Chi coinvolgerà sicuramente i compagni sarà LeBron James: è tornato a Cleveland per ridare il sorriso alla sua gente, colpita da una crisi probabilmente con pochi precedenti simili. E non potrà farlo se non si fiderà dei propri scudieri, Kyrie Irving e Kevin Love, perché da solo nell’NBA non ha mai vinto nessuno, nemmeno Jordan. Le incognite sono tante ma, almeno, la testa di James sembra essere quella giusta. In pochi avevano dubbi, io ammetto di aver pensato per più di qualche istante che James volesse tornare da predicatore nel deserto, invece è dimagrito chili su chili per adattare il proprio gioco alle esigenze della squadra. Un fattore che nel 2010, quando portò il suo talento a Miami, non era decisamente nelle sue corde. Da lì a dire che vincerà il titolo c’è più di un mondo in mezzo, però partire con il piede giusto e togliere un po’ di pressione dall’Ohio può sicuramente giovare ai tanti talenti futuribili del roster dei Cleveland Cavaliers. Anche se, per chi si fa tatuare sulla schiena “The Chosen One”, la pressione e l’ansia da prestazione dovrebbe essere pane quotidiano.

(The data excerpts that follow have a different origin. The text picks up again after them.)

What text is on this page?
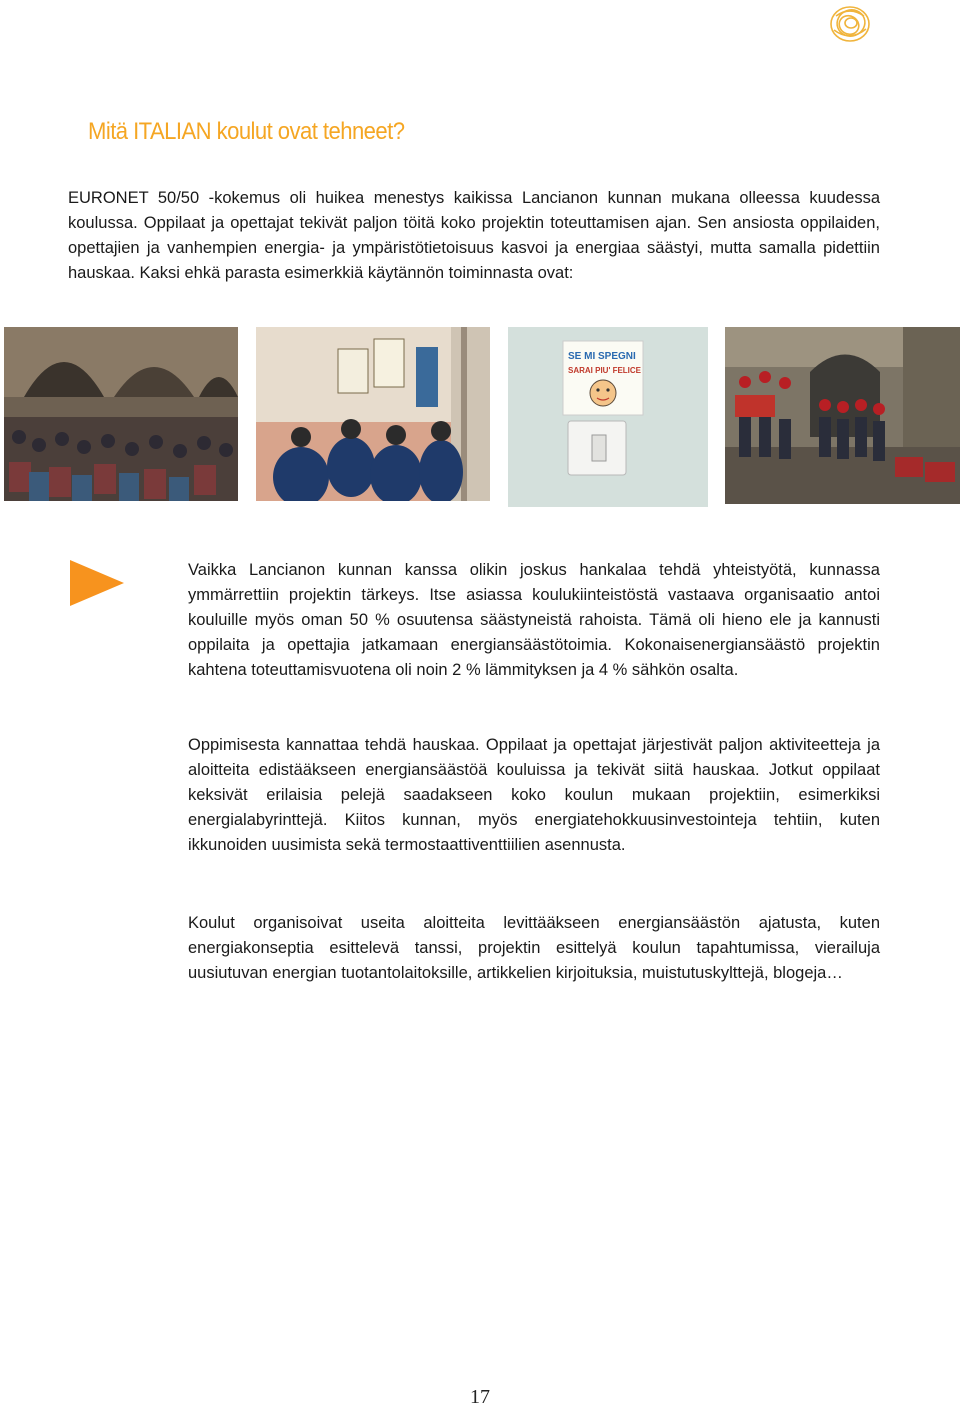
Mitä ITALIAN koulut ovat tehneet?

EURONET 50/50 -kokemus oli huikea menestys kaikissa Lancianon kunnan mukana olleessa kuudessa koulussa. Oppilaat ja opettajat tekivät paljon töitä koko projektin toteuttamisen ajan. Sen ansiosta oppilaiden, opettajien ja vanhempien energia- ja ympäristötietoisuus kasvoi ja energiaa säästyi, mutta samalla pidettiin hauskaa. Kaksi ehkä parasta esimerkkiä käytännön toiminnasta ovat:

SE MI SPEGNI
SARAI PIU' FELICE

Vaikka Lancianon kunnan kanssa olikin joskus hankalaa tehdä yhteistyötä, kunnassa ymmärrettiin projektin tärkeys. Itse asiassa koulukiinteistöstä vastaava organisaatio antoi kouluille myös oman 50 % osuutensa säästyneistä rahoista. Tämä oli hieno ele ja kannusti oppilaita ja opettajia jatkamaan energiansäästötoimia. Kokonaisenergiansäästö projektin kahtena toteuttamisvuotena oli noin 2 % lämmityksen ja 4 % sähkön osalta.

Oppimisesta kannattaa tehdä hauskaa. Oppilaat ja opettajat järjestivät paljon aktiviteetteja ja aloitteita edistääkseen energiansäästöä kouluissa ja tekivät siitä hauskaa. Jotkut oppilaat keksivät erilaisia pelejä saadakseen koko koulun mukaan projektiin, esimerkiksi energialabyrinttejä. Kiitos kunnan, myös energiatehokkuusinvestointeja tehtiin, kuten ikkunoiden uusimista sekä termostaattiventtiilien asennusta.

Koulut organisoivat useita aloitteita levittääkseen energiansäästön ajatusta, kuten energiakonseptia esittelevä tanssi, projektin esittelyä koulun tapahtumissa, vierailuja uusiutuvan energian tuotantolaitoksille, artikkelien kirjoituksia, muistutuskylttejä, blogeja…

17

Per una ventina di giorni si scherzerà, poi il via alla regular season aprirà le danze alla prima stagione italiana con un italiano Campione del Mondo in campo. Il ragazzo dei biscotti, chiamato così e preso in giro perché ai tempi di Golden State adorava mangiarne in quantità industriale – tanto da compromettere anche la sua condizione atletica – ha passato l’estate più entusiasmante della sua vita a lavorare sodo in palestra, per tornare ancora più forte di prima. Che sia merito di Popovich o meno non c’interessa, Marco: siamo orgogliosi di te e di quello che hai fatto, ma l’esserti creato questa mentalità dopo anni e anni di panchine è ciò che veramente deve farti pensare “ce l’ho fatta”.